Literally meaning “above the genome,” the epigenome refers to differences in gene expression that are inherited without changing the sequence of DNA.  New research on environmental influences on health and disease has begun to shed light on why genetically identical individuals demonstrate different characteristics, such as susceptibility to disease.  Scientists have found that environmental exposure to nutritional, chemical and physical factors can alter the epigenome.   Several studies have been published involving metastable epialleles, which are alternate forms of a gene that are expressed due to epigenetic modifications linked to maternal nutrition and environmental exposure during very early development. Simple dietary changes have been shown to protect against the negative effects of environmental toxins on the fetal epigenome.  Embryos are vulnerable to environmentally-induced epigenetic alterations early in their development thus it is necessary to analyze the timing of exposure in order to fully understand environmental epigenomics.

The advent of bioinformatics has allowed researchers to more readily search the entire mouse genome for imprinted genes, but the real power of this approach has been recently demonstrated in its application to the human genome.

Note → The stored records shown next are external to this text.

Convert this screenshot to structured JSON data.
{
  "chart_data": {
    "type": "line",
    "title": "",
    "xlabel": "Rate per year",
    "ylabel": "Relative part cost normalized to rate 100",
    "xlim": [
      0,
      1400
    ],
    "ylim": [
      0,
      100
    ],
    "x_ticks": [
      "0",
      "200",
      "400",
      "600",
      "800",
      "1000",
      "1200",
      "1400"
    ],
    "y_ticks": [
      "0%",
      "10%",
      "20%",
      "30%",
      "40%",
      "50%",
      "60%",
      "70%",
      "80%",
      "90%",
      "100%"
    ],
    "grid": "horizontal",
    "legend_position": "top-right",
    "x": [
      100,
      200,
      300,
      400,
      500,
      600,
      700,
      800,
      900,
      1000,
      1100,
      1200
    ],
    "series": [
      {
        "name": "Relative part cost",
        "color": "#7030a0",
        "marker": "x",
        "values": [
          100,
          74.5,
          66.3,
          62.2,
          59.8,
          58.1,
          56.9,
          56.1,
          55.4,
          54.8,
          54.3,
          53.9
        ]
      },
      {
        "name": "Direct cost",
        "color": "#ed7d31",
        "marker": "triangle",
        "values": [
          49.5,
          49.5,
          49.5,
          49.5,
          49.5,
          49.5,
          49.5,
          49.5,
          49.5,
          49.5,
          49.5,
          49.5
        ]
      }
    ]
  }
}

While 2.5 percent of the mouse genome contains potentially imprinted genes, only 0.75 percent of the human genome is predicted to be imprinted. This means that the mouse genome may not be a suitable model for assessing human disease risk due to epigenetic mutations in imprinted genes.  It is necessary to develop bioinformatic models that can identify metastable epialleles in order to characterize all of the genes susceptible to environmental influences.

With the identification of epigenetically unstable locations in the human genome, it will be possible to screen individuals at an early age for epigenetically susceptible diseases, allowing for closer monitoring and more frequent follow-up. In addition, unlike genetic mutation, epigenetic profiles are potentially reversible. Therefore, epigenetic approaches for prevention and treatment, such as nutritional supplementation and/or pharmaceutical therapies may be developed to counteract negative epigenomic profiles.  The future of epigenomics therapy holds tremendous potential for not only individualized health care but also for population-wide disease diagnostic, screening, and prevention strategies.